The scammy kind of MedBed
You can’t have a bunch of people believing in a fake thing without folks trying to profit from them, so there are companies like “Tesla Biohealing” (no relation) that will sell you a “Biophotonizer-M” MedBed so you (or your pet) can enjoy “your own quantum healing environment at home.” There’s also this anti-aging bed, or you could book a session in a “ThetaPod” that looks like this:
These companies seem to carefully avoid making specific medical claims for their MedBeds, but they definitely suggest medical benefits, and these claims are highly dubious (and some MedBeds are part of the “antichrist system“?).
It’s easy to see how these kinds of sales pitches hook people. The sites look legitimate, the claims sound real, and the people spreading MedBed nonsense can seem legitimate too. But they aren’t.
It always goes back to science fiction
If you’re wondering where MedBeds really came from, it’s science fiction movies. The current MedBeds conspiracy theory is basically the plot of 2013 science fiction flick Elysium. But there are MedBeds in older science fiction too. In the original Star Trek, Dr. McCoy’s sick bay is full of “biobeds” that could cure things his tricorder could not. In 1951’s The Day the Earth Stood Still, Gort revives Klaatu with a chamber that looks very much like descriptions of MedBeds. And if we expand the definition of “MedBed” from a physical object to a description of what the object does, the history of MedBeds goes back at least to ancient Sumeria.

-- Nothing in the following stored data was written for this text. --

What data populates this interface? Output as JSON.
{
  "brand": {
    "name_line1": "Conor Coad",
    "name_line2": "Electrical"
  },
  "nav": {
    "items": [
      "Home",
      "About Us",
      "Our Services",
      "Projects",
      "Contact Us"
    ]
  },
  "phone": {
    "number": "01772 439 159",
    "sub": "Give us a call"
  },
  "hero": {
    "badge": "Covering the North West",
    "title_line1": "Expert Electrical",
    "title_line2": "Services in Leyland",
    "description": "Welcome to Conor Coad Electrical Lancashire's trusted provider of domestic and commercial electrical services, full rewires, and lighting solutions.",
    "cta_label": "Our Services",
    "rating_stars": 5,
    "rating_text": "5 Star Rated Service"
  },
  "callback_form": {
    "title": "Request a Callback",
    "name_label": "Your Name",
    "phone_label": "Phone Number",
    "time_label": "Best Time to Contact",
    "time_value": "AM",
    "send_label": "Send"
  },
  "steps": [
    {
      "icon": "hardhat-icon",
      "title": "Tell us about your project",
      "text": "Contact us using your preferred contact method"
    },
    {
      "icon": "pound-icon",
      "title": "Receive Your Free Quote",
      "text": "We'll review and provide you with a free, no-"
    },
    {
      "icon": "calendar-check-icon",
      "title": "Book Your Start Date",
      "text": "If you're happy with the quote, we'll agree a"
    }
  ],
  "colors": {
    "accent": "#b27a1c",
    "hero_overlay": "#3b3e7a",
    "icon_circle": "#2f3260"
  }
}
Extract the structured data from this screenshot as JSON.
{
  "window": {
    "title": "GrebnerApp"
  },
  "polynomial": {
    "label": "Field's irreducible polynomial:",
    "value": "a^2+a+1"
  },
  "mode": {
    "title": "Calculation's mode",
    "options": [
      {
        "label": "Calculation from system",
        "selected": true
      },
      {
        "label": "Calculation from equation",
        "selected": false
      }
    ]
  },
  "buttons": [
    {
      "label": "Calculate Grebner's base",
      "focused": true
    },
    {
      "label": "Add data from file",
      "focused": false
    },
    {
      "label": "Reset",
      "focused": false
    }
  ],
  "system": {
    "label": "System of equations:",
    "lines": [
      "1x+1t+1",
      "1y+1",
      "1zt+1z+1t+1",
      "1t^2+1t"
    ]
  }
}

The eternal allure of the fountain of youth
The earliest surviving great work of literature, The Epic of Gilgamesh, details the title character’s search for a substance that grants eternal youth. In Gilgamesh it’s a thorny plant at the bottom of the sea instead of medical device being hidden by rich people, but the idea is the same. People have been looking for the literal Fountain of Youth, a source of water that cures all diseases and reverses aging, since at least 500 BC, and searching for an anti-aging elixir motivated the alchemists who laid the foundation for chemistry that led to all the actual medical advances that keep us alive longer.
The ultimate lesson of MedBeds
There are no MedBeds hiding in secret military bunkers, about to be rolled out by some shadowy cabal, and the government isn’t going to send you a “MedBed card” either. But the desire that drives people to believe in miracle cures is very real, very old, and nearly universal. Judging from the comments on MedBed videos, the people drawn to this stuff are sick and old and scared. The real doctors have told them to get their affairs in order; you can’t blame them for reaching for hope—we’re all going to be asking for a little more time eventually.
Gilgamesh was driven by the same fear as MedBed believers. The hero travels to the bottom of the sea and finds the plant that grants eternal life, only to have it stolen away by a serpent before he can return to the surface. The lesson is clear: We don’t get to live forever. Rather than despair, Gilgamesh concludes that people don’t get to live forever, and the meaning of life is in living virtuously and the legacy we leave behind.